Discussions sur des sujets "sérieux" en rapport avec la course à pied.
Entrainement, physiologie, nutrition, blessures, gestion de course, ...

Messagepar Galaté57 » sa fiche K
» 16 Juin 2018, 11:49

philtraverses a écrit:
Sinon concernant la motivation, généralement je me force au début à courir car fatigué par mon boulot, limite burn ou. Mais comme on dit l'appétit vient en mangeant et le plaisir revient en courant.
Par contre je n'aime plus me faire mal et souffrir et je reconnais être agacé par ceux qui bien qu'en chiant gardent le sourire alors que moi je fais la gueule, de sorte qu'en trail personne n'a envie de me parler, ce qui est d'ailleurs l'effet escompté :twisted:


Idem, sur les premiers km, j'ai toujours cette pensée "mais pourquoi je suis là à me faire chier (au sens littéraire) alors que je pourrais être tranquille dans mon lit.
Et les km faisant, je m'extasie devant un levée de soleil, un horizon, me surprendre à ne pas être "fatiguer" après 60km, me dire "purée je vais passer une nouvelle ligne d'arrivée" à réfléchir du coup quelle sera la prochaine.. (m'est arrivé aussi de me gaufrer tellement je suis dans mes pensée :mrgreen: ), essayer d'améliorer mon flamand..
Bref, toutes ces petites choses qui font qu'en fin de compte, j'ai encore envie :lol:

Messagepar RayaRun » sa fiche K
» 17 Juin 2018, 18:23

Après 10 ans de course à pieds, l UTMB a été le déclencheur de ma dépression... En 2015, j ai enfin fait LA course dont je rêvais (et pourtant ce n est pas la plus belle malgré le mythe), s en est suivi une absence d envie, je n avais plus d objectif ni d envie... puis la cheville s en est mêlée et l entraînement est devenu de plus en plus light quand le poid lui a commencé à augmenter... 2016, année pourrie, abandon à l ecotrail 80 (5eme participation) , abandon à l X-Alpine au 1er ravito... pas assez d entraînement, pas la gniak, blessé et pas envie... ce n est que fin 2016 début 2017 que l envie est revenue et 2018 que je me suis vraiment repris en main.

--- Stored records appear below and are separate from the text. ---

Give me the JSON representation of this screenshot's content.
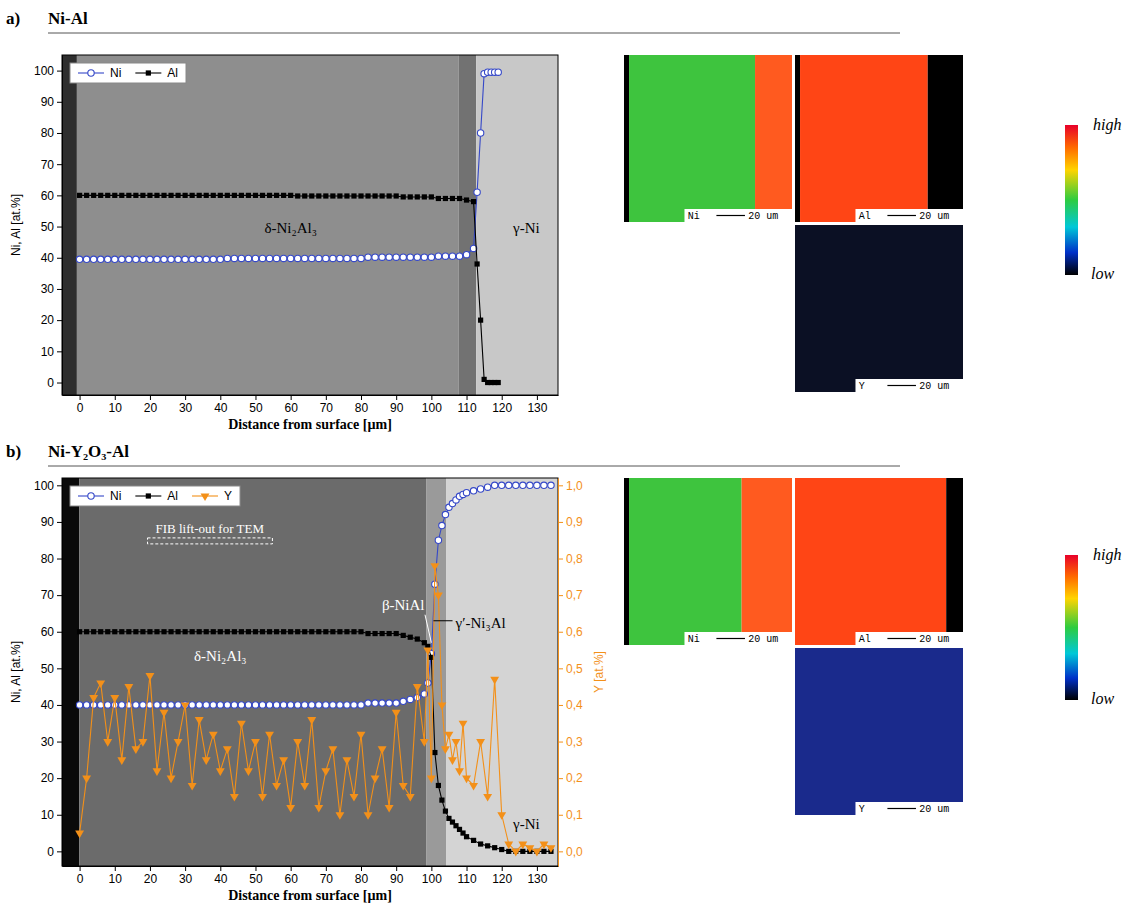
{
  "chart_data": [
    {
      "type": "line",
      "panel_label": "a)",
      "title": "Ni-Al",
      "xlabel": "Distance from surface [µm]",
      "ylabel": "Ni, Al [at.%]",
      "xlim": [
        -5,
        136
      ],
      "ylim": [
        -4,
        105
      ],
      "xticks": [
        0,
        10,
        20,
        30,
        40,
        50,
        60,
        70,
        80,
        90,
        100,
        110,
        120,
        130
      ],
      "yticks": [
        0,
        10,
        20,
        30,
        40,
        50,
        60,
        70,
        80,
        90,
        100
      ],
      "legend": "top-left",
      "x": [
        0,
        2,
        4,
        6,
        8,
        10,
        12,
        14,
        16,
        18,
        20,
        22,
        24,
        26,
        28,
        30,
        32,
        34,
        36,
        38,
        40,
        42,
        44,
        46,
        48,
        50,
        52,
        54,
        56,
        58,
        60,
        62,
        64,
        66,
        68,
        70,
        72,
        74,
        76,
        78,
        80,
        82,
        84,
        86,
        88,
        90,
        92,
        94,
        96,
        98,
        100,
        102,
        104,
        106,
        108,
        110,
        112,
        113,
        114,
        115,
        116,
        117,
        118,
        119
      ],
      "series": [
        {
          "name": "Ni",
          "color": "#3548c8",
          "marker": "circle",
          "values": [
            39.5,
            39.5,
            39.5,
            39.5,
            39.5,
            39.5,
            39.5,
            39.5,
            39.5,
            39.5,
            39.5,
            39.5,
            39.5,
            39.5,
            39.5,
            39.5,
            39.5,
            39.5,
            39.5,
            39.5,
            39.5,
            39.8,
            39.8,
            39.8,
            39.8,
            39.8,
            39.8,
            39.8,
            39.8,
            39.8,
            39.8,
            39.8,
            39.8,
            39.8,
            39.8,
            39.8,
            39.8,
            39.8,
            39.8,
            39.8,
            39.8,
            40.2,
            40.2,
            40.2,
            40.2,
            40.2,
            40.2,
            40.2,
            40.2,
            40.2,
            40.2,
            40.5,
            40.5,
            40.5,
            40.5,
            41,
            43,
            61,
            80,
            99,
            99.5,
            99.5,
            99.5,
            99.5
          ]
        },
        {
          "name": "Al",
          "color": "#000000",
          "marker": "square",
          "values": [
            60,
            60,
            60,
            60,
            60,
            60,
            60,
            60,
            60,
            60,
            60,
            60,
            60,
            60,
            60,
            60,
            60,
            60,
            60,
            60,
            60,
            60,
            60,
            60,
            60,
            60,
            60,
            60,
            60,
            60,
            60,
            59.8,
            59.8,
            59.8,
            59.8,
            59.8,
            59.8,
            59.8,
            59.8,
            59.8,
            59.8,
            59.8,
            59.8,
            59.8,
            59.8,
            59.8,
            59.5,
            59.5,
            59.5,
            59.5,
            59.5,
            59,
            59,
            59,
            59,
            58.5,
            58,
            38,
            20,
            1,
            0,
            0,
            0,
            0
          ]
        }
      ],
      "annotations": [
        {
          "text": "δ-Ni₂Al₃",
          "x": 60,
          "y": 48,
          "color": "#000000"
        },
        {
          "text": "γ-Ni",
          "x": 127,
          "y": 48,
          "color": "#000000"
        }
      ],
      "maps": [
        {
          "element": "Ni",
          "scale_bar": "20 um"
        },
        {
          "element": "Al",
          "scale_bar": "20 um"
        },
        {
          "element": "Y",
          "scale_bar": "20 um"
        }
      ],
      "color_scale": {
        "high": "high",
        "low": "low"
      }
    },
    {
      "type": "line",
      "panel_label": "b)",
      "title": "Ni-Y₂O₃-Al",
      "xlabel": "Distance from surface [µm]",
      "ylabel": "Ni, Al [at.%]",
      "y2label": "Y [at.%]",
      "xlim": [
        -5,
        136
      ],
      "ylim": [
        -4,
        102
      ],
      "y2lim": [
        -0.04,
        1.02
      ],
      "xticks": [
        0,
        10,
        20,
        30,
        40,
        50,
        60,
        70,
        80,
        90,
        100,
        110,
        120,
        130
      ],
      "yticks": [
        0,
        10,
        20,
        30,
        40,
        50,
        60,
        70,
        80,
        90,
        100
      ],
      "y2ticks": [
        {
          "value": 0,
          "label": "0,0"
        },
        {
          "value": 0.1,
          "label": "0,1"
        },
        {
          "value": 0.2,
          "label": "0,2"
        },
        {
          "value": 0.3,
          "label": "0,3"
        },
        {
          "value": 0.4,
          "label": "0,4"
        },
        {
          "value": 0.5,
          "label": "0,5"
        },
        {
          "value": 0.6,
          "label": "0,6"
        },
        {
          "value": 0.7,
          "label": "0,7"
        },
        {
          "value": 0.8,
          "label": "0,8"
        },
        {
          "value": 0.9,
          "label": "0,9"
        },
        {
          "value": 1,
          "label": "1,0"
        }
      ],
      "legend": "top-left",
      "x": [
        0,
        2,
        4,
        6,
        8,
        10,
        12,
        14,
        16,
        18,
        20,
        22,
        24,
        26,
        28,
        30,
        32,
        34,
        36,
        38,
        40,
        42,
        44,
        46,
        48,
        50,
        52,
        54,
        56,
        58,
        60,
        62,
        64,
        66,
        68,
        70,
        72,
        74,
        76,
        78,
        80,
        82,
        84,
        86,
        88,
        90,
        92,
        94,
        96,
        98,
        99,
        100,
        101,
        102,
        103,
        104,
        105,
        106,
        107,
        108,
        109,
        110,
        112,
        114,
        116,
        118,
        120,
        122,
        124,
        126,
        128,
        130,
        132,
        134
      ],
      "series": [
        {
          "name": "Ni",
          "color": "#3548c8",
          "marker": "circle",
          "values": [
            40,
            40,
            40,
            40,
            40,
            40,
            40,
            40,
            40,
            40,
            40,
            40,
            40,
            40,
            40,
            40,
            40,
            40,
            40,
            40,
            40,
            40,
            40,
            40,
            40,
            40,
            40,
            40,
            40,
            40,
            40,
            40,
            40,
            40,
            40,
            40,
            40,
            40,
            40,
            40,
            40,
            40.5,
            40.5,
            40.5,
            40.5,
            40.5,
            41,
            41.5,
            42,
            43,
            46,
            54,
            73,
            85,
            89,
            92,
            94,
            95,
            96,
            97,
            97.5,
            98,
            98.5,
            99,
            99.5,
            100,
            100,
            100,
            100,
            100,
            100,
            100,
            100,
            100
          ]
        },
        {
          "name": "Al",
          "color": "#000000",
          "marker": "square",
          "values": [
            60,
            60,
            60,
            60,
            60,
            60,
            60,
            60,
            60,
            60,
            60,
            60,
            60,
            60,
            60,
            60,
            60,
            60,
            60,
            60,
            60,
            60,
            60,
            60,
            60,
            60,
            60,
            60,
            60,
            60,
            60,
            60,
            60,
            60,
            60,
            60,
            60,
            60,
            60,
            60,
            60,
            59.5,
            59.5,
            59.5,
            59.5,
            59.5,
            59,
            58.5,
            58,
            57,
            56,
            53,
            27,
            18,
            14,
            11,
            9,
            8,
            7,
            6,
            5,
            4,
            3,
            2,
            1.5,
            1,
            0.5,
            0,
            0,
            0,
            0,
            0,
            0,
            0
          ]
        },
        {
          "name": "Y",
          "color": "#f39019",
          "marker": "triangle-down",
          "axis": "y2",
          "values": [
            0.05,
            0.2,
            0.42,
            0.46,
            0.3,
            0.42,
            0.25,
            0.45,
            0.28,
            0.3,
            0.48,
            0.22,
            0.38,
            0.2,
            0.3,
            0.4,
            0.18,
            0.36,
            0.25,
            0.32,
            0.22,
            0.28,
            0.15,
            0.35,
            0.22,
            0.3,
            0.15,
            0.32,
            0.18,
            0.25,
            0.12,
            0.3,
            0.18,
            0.36,
            0.12,
            0.22,
            0.28,
            0.1,
            0.25,
            0.15,
            0.32,
            0.1,
            0.2,
            0.28,
            0.12,
            0.38,
            0.18,
            0.15,
            0.45,
            0.3,
            0.55,
            0.2,
            0.78,
            0.7,
            0.4,
            0.28,
            0.32,
            0.25,
            0.3,
            0.22,
            0.35,
            0.2,
            0.18,
            0.3,
            0.15,
            0.47,
            0.1,
            0.02,
            0,
            0.02,
            0.01,
            0,
            0.02,
            0.01
          ]
        }
      ],
      "annotations": [
        {
          "text": "FIB lift-out for TEM",
          "x": 37,
          "y": 87,
          "color": "#ffffff",
          "line_style": "dashed"
        },
        {
          "text": "β-NiAl",
          "x": 92,
          "y": 66,
          "color": "#ffffff",
          "target_x": 100,
          "target_y": 57
        },
        {
          "text": "γ′-Ni₃Al",
          "x": 114,
          "y": 61,
          "color": "#000000",
          "target_x": 100.6,
          "target_y": 63
        },
        {
          "text": "δ-Ni₂Al₃",
          "x": 40,
          "y": 52,
          "color": "#ffffff"
        },
        {
          "text": "γ-Ni",
          "x": 127,
          "y": 6,
          "color": "#000000"
        }
      ],
      "maps": [
        {
          "element": "Ni",
          "scale_bar": "20 um"
        },
        {
          "element": "Al",
          "scale_bar": "20 um"
        },
        {
          "element": "Y",
          "scale_bar": "20 um"
        }
      ],
      "color_scale": {
        "high": "high",
        "low": "low"
      }
    }
  ]
}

En y réfléchissant, fin 2015, gros changement imposé au boulot, assez mal vécu en 2016, je n ai repris le dessus qu en 2017 et plutôt désormais décisionnaire en 2018 !

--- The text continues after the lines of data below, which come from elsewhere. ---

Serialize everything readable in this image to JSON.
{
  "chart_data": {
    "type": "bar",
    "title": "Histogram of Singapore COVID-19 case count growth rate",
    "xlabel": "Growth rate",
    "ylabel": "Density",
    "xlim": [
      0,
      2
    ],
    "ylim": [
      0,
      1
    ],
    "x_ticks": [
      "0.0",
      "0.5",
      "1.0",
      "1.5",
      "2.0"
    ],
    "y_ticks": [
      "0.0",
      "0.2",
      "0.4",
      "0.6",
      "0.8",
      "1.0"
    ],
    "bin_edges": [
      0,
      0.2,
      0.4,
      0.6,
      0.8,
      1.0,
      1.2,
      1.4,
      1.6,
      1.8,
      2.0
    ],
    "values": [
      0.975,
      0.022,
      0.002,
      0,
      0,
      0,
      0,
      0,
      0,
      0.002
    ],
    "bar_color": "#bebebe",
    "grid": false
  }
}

La je suis impatient d en découdre à la Montagn’Hard après un 24 h UBS plutôt bien satisfaisant en mai !

Dans le toujours plus, je suis de moins en moins attiré par un TOR ou une PTL quand je vois l état de certains plusieurs semaines après. J aime les distances de 100-120 km avec de temps en temps un 100 miles.

Je ne veux rien démontrer mails je pense qu il faut savoir s écouter et lorsqu on passe ses propres objectifs, il faut vite s en fixer d autres, même plus faible voire complètement différent pour ne pas tomber dans la déprime.

Messagepar Galaté57 » sa fiche K
» 17 Juin 2018, 18:32

RayaRun a écrit:
Je ne veux rien démontrer mails je pense qu il faut savoir s écouter et lorsqu on passe ses propres objectifs, il faut vite s en fixer d autres, même plus faible voire complètement différent pour ne pas tomber dans la déprime.


Du coup tes propos laissent entendre que c'est irréversible, sauf arrêt sur contrainte physique, nous (toi, moi....) sommes destinés à continuer, à toujours aller de l'avant, découvrir d'autres courses, d'autres mondes..
Décidément, nous avons tous quelque de chose de Spock en nous :mrgreen:

Messagepar freko78 » sa fiche K
» 17 Juin 2018, 19:35

C'est marrant, moi au contraire j'ai eu ma grosse perte de motivation quand j'ai commencé à me mettre sérieusement à la course à pied en compétition. Je me fixais des enchaînements de courses ne permettant pas de récupérer et décompresser, j'étais toujours en train de me forcer à faire une séance en me disant que sinon je ne serais pas prêt pour la course suivante.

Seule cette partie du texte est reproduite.